Sea list

Chef Dan Bauer can stand the heat in Rapscallion’s kitchen.

Chef Dan Bauer can stand the heat in Rapscallion’s kitchen.

Photo/Allison Young

For more information, visit www.rapscallion.com.

Rapscallion Seafood House & Bar has a great wood-burning fireplace, mostly hardwood dining booths, a few tables, and a great mahogany bar giving it an old English pub feel. It’s a big place that will hold a couple hundred folks and has a great outside patio in warm weather. And after 36 years, it’s fair to say it has become a staple for food and grog in Reno.

The menus are inviting for both lunch ($7-$29) and dinner ($6-$56), and there’s a small plates menu served in the bar ($8-$15) with wine and drink specials nightly. The bar serves several cocktails made with fresh fruit juice, a nice touch.

The wine list, starting at $30 a bottle, is one of the best—250 bottles—for a stand-alone restaurant in the area, with a very proper selection of French topping out with legends like a 1949 Chateau Lafite Rothschild Pauillac for $6K or a ’90 Petrus for $7,200. They also offer 36 wines by-the-glass ($7-$15.75), primarily new world wines.

Executive Chef Dan Bauer has been at the helm for about a year. A Chicago native, Bauer has an impressive resume. A graduate of the prestigious Johnson and Wales Culinary School in Providence, R.I., Bauer made his way to northern Nevada about six years ago starting at Thunder Canyon Country Club down in Washoe, heading the Steakhouse at the Atlantis and now showing his talent at the Rap.

After an extensive tour of the menu, out came the food.
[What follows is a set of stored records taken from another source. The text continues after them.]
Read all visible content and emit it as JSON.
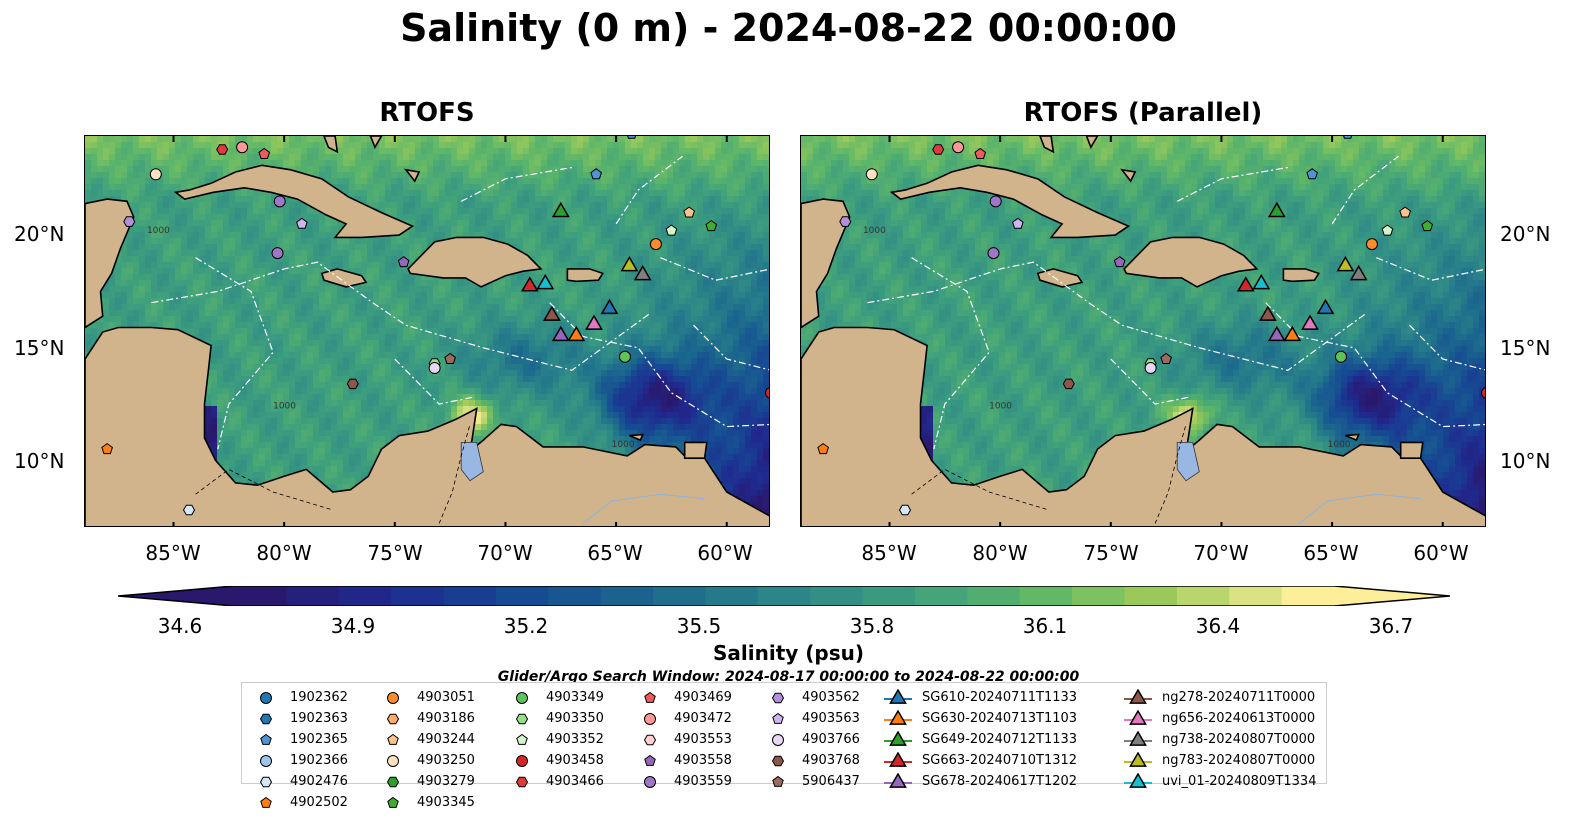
{
  "title": "Salinity (0 m) - 2024-08-22 00:00:00",
  "panels": [
    {
      "title": "RTOFS"
    },
    {
      "title": "RTOFS (Parallel)"
    }
  ],
  "lat_labels": [
    "20°N",
    "15°N",
    "10°N"
  ],
  "lon_labels": [
    "85°W",
    "80°W",
    "75°W",
    "70°W",
    "65°W",
    "60°W"
  ],
  "colorbar": {
    "label": "Salinity (psu)",
    "ticks": [
      "34.6",
      "34.9",
      "35.2",
      "35.5",
      "35.8",
      "36.1",
      "36.4",
      "36.7"
    ],
    "range": [
      34.6,
      36.7
    ],
    "colormap": "haline"
  },
  "contour_labels": [
    "1000",
    "1000",
    "1000"
  ],
  "search_window": "Glider/Argo Search Window: 2024-08-17 00:00:00 to 2024-08-22 00:00:00",
  "colors": {
    "land": "#d2b48c",
    "lake": "#98b7e2"
  },
  "legend": {
    "columns": [
      [
        {
          "label": "1902362",
          "marker": "circle",
          "color": "#1f77b4"
        },
        {
          "label": "1902363",
          "marker": "hexagon",
          "color": "#1f77b4"
        },
        {
          "label": "1902365",
          "marker": "pentagon",
          "color": "#4b96d6"
        },
        {
          "label": "1902366",
          "marker": "circle",
          "color": "#9ec6ea"
        },
        {
          "label": "4902476",
          "marker": "hexagon",
          "color": "#d6e8f7"
        },
        {
          "label": "4902502",
          "marker": "pentagon",
          "color": "#ff7f0e"
        }
      ],
      [
        {
          "label": "4903051",
          "marker": "circle",
          "color": "#ff8c2a"
        },
        {
          "label": "4903186",
          "marker": "hexagon",
          "color": "#ffab66"
        },
        {
          "label": "4903244",
          "marker": "pentagon",
          "color": "#ffc28f"
        },
        {
          "label": "4903250",
          "marker": "circle",
          "color": "#ffe2c2"
        },
        {
          "label": "4903279",
          "marker": "hexagon",
          "color": "#2ca02c"
        },
        {
          "label": "4903345",
          "marker": "pentagon",
          "color": "#3fae2f"
        }
      ],
      [
        {
          "label": "4903349",
          "marker": "circle",
          "color": "#5fc35b"
        },
        {
          "label": "4903350",
          "marker": "hexagon",
          "color": "#98df8a"
        },
        {
          "label": "4903352",
          "marker": "pentagon",
          "color": "#d4f5cc"
        },
        {
          "label": "4903458",
          "marker": "circle",
          "color": "#d62728"
        },
        {
          "label": "4903466",
          "marker": "hexagon",
          "color": "#e03b3b"
        }
      ],
      [
        {
          "label": "4903469",
          "marker": "pentagon",
          "color": "#ef5b5b"
        },
        {
          "label": "4903472",
          "marker": "circle",
          "color": "#ff9896"
        },
        {
          "label": "4903553",
          "marker": "hexagon",
          "color": "#ffd0cf"
        },
        {
          "label": "4903558",
          "marker": "pentagon",
          "color": "#9467bd"
        },
        {
          "label": "4903559",
          "marker": "circle",
          "color": "#9f77c9"
        }
      ],
      [
        {
          "label": "4903562",
          "marker": "hexagon",
          "color": "#b48fdc"
        },
        {
          "label": "4903563",
          "marker": "pentagon",
          "color": "#cfb5ef"
        },
        {
          "label": "4903766",
          "marker": "circle",
          "color": "#e7d7f7"
        },
        {
          "label": "4903768",
          "marker": "hexagon",
          "color": "#8c564b"
        },
        {
          "label": "5906437",
          "marker": "pentagon",
          "color": "#9b6b5e"
        }
      ],
      [
        {
          "label": "SG610-20240711T1133",
          "marker": "triangle-line",
          "color": "#1f77b4"
        },
        {
          "label": "SG630-20240713T1103",
          "marker": "triangle-line",
          "color": "#ff7f0e"
        },
        {
          "label": "SG649-20240712T1133",
          "marker": "triangle-line",
          "color": "#2ca02c"
        },
        {
          "label": "SG663-20240710T1312",
          "marker": "triangle-line",
          "color": "#d62728"
        },
        {
          "label": "SG678-20240617T1202",
          "marker": "triangle-line",
          "color": "#9467bd"
        }
      ],
      [
        {
          "label": "ng278-20240711T0000",
          "marker": "triangle-line",
          "color": "#8c564b"
        },
        {
          "label": "ng656-20240613T0000",
          "marker": "triangle-line",
          "color": "#e377c2"
        },
        {
          "label": "ng738-20240807T0000",
          "marker": "triangle-line",
          "color": "#7f7f7f"
        },
        {
          "label": "ng783-20240807T0000",
          "marker": "triangle-line",
          "color": "#bcbd22"
        },
        {
          "label": "uvi_01-20240809T1334",
          "marker": "triangle-line",
          "color": "#17becf"
        }
      ]
    ]
  },
  "map_markers": [
    {
      "lon": -82.8,
      "lat": 23.8,
      "marker": "hexagon",
      "color": "#e03b3b"
    },
    {
      "lon": -81.9,
      "lat": 23.9,
      "marker": "circle",
      "color": "#ff9896"
    },
    {
      "lon": -80.9,
      "lat": 23.6,
      "marker": "pentagon",
      "color": "#ef5b5b"
    },
    {
      "lon": -85.8,
      "lat": 22.7,
      "marker": "circle",
      "color": "#ffe2c2"
    },
    {
      "lon": -80.2,
      "lat": 21.5,
      "marker": "circle",
      "color": "#9f77c9"
    },
    {
      "lon": -87.0,
      "lat": 20.6,
      "marker": "hexagon",
      "color": "#b48fdc"
    },
    {
      "lon": -79.2,
      "lat": 20.5,
      "marker": "pentagon",
      "color": "#cfb5ef"
    },
    {
      "lon": -80.3,
      "lat": 19.2,
      "marker": "circle",
      "color": "#9f77c9"
    },
    {
      "lon": -74.6,
      "lat": 18.8,
      "marker": "pentagon",
      "color": "#9467bd"
    },
    {
      "lon": -64.3,
      "lat": 24.5,
      "marker": "pentagon",
      "color": "#4b96d6"
    },
    {
      "lon": -65.9,
      "lat": 22.7,
      "marker": "pentagon",
      "color": "#4b96d6"
    },
    {
      "lon": -61.7,
      "lat": 21.0,
      "marker": "pentagon",
      "color": "#ffc28f"
    },
    {
      "lon": -62.5,
      "lat": 20.2,
      "marker": "pentagon",
      "color": "#d4f5cc"
    },
    {
      "lon": -60.7,
      "lat": 20.4,
      "marker": "pentagon",
      "color": "#3fae2f"
    },
    {
      "lon": -63.2,
      "lat": 19.6,
      "marker": "circle",
      "color": "#ff8c2a"
    },
    {
      "lon": -64.6,
      "lat": 14.6,
      "marker": "circle",
      "color": "#5fc35b"
    },
    {
      "lon": -72.5,
      "lat": 14.5,
      "marker": "pentagon",
      "color": "#9b6b5e"
    },
    {
      "lon": -73.2,
      "lat": 14.3,
      "marker": "hexagon",
      "color": "#98df8a"
    },
    {
      "lon": -73.2,
      "lat": 14.1,
      "marker": "circle",
      "color": "#e7d7f7"
    },
    {
      "lon": -76.9,
      "lat": 13.4,
      "marker": "hexagon",
      "color": "#8c564b"
    },
    {
      "lon": -58.0,
      "lat": 13.0,
      "marker": "circle",
      "color": "#d62728"
    },
    {
      "lon": -88.0,
      "lat": 10.5,
      "marker": "pentagon",
      "color": "#ff7f0e"
    },
    {
      "lon": -84.3,
      "lat": 7.8,
      "marker": "hexagon",
      "color": "#d6e8f7"
    },
    {
      "lon": -67.5,
      "lat": 21.1,
      "marker": "triangle",
      "color": "#2ca02c"
    },
    {
      "lon": -64.4,
      "lat": 18.7,
      "marker": "triangle",
      "color": "#bcbd22"
    },
    {
      "lon": -63.8,
      "lat": 18.3,
      "marker": "triangle",
      "color": "#7f7f7f"
    },
    {
      "lon": -68.9,
      "lat": 17.8,
      "marker": "triangle",
      "color": "#d62728"
    },
    {
      "lon": -68.2,
      "lat": 17.9,
      "marker": "triangle",
      "color": "#17becf"
    },
    {
      "lon": -65.3,
      "lat": 16.8,
      "marker": "triangle",
      "color": "#1f77b4"
    },
    {
      "lon": -67.9,
      "lat": 16.5,
      "marker": "triangle",
      "color": "#8c564b"
    },
    {
      "lon": -66.0,
      "lat": 16.1,
      "marker": "triangle",
      "color": "#e377c2"
    },
    {
      "lon": -67.5,
      "lat": 15.6,
      "marker": "triangle",
      "color": "#9467bd"
    },
    {
      "lon": -66.8,
      "lat": 15.6,
      "marker": "triangle",
      "color": "#ff7f0e"
    }
  ]
}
Clam Chowder, New England style ($4 cup or $6 bowl), was thick enough to stand a spoon upright. Plenty of fresh clam meat and potatoes added at the last minute to keeping them from turning to mush—creamy rich with an opulent clam-savory flavor.

The chef wanted me to try one of the small plates, so he sent out the swordfish nuggets ($5). I’m not much for deep fried foods, but these had a light Panko breading and were served with three dipping sauces: barbecue, sweet pineapple chile and ranch. The fish bites were firm yet moist, and the flavor profiles were true to the dipping sauces. They were not bad for deep fried, and I’d recommend them.

Chef also sent out the ahi tuna tartare ($9). Only a couple of other places offer this in town, and this one is a contender. Fresh ahi from Sierra Gold Seafood, a local, family owned company, atop fresh avocado drizzled in a sauce of scallions, cilantro, ponzu—a Japanese-style tart, thin sauce—a little wasabi and ginger. Scoop them with crispy wontons and a creamy, seafood flavor with bright accents of a little heat from the ginger and wasabi to a savory tart finish leaving the taste buds begging for more.

Finally, I had one of the signature dishes at the Rap, their pan-seared day boat scallops ($29). Think silver dollar sized, about an inch thick, times three. This is the only place in these parts you’ll find these large delights. Sit them atop portobello mushrooms and create a creamy lobster bisque sauce with scallions and roasted red peppers. They were fresh and very mild—not too fishy—with a sweet taste and the rich sauce with the delicate scallions added a savory, almost butter-like quality which highlighted these treasured, food-worthy mollusks.

The menu does broaden out to pastas, and certified Angus beef steaks, but the seafood gets my vote. Since it’s their 36th year in business, they offer a $36, three course, anniversary menu, too. The dining room is both ageless and renewed, a tribute to a restaurant that reflects a genteel past and transforms it into a culinary destination that celebrates the future.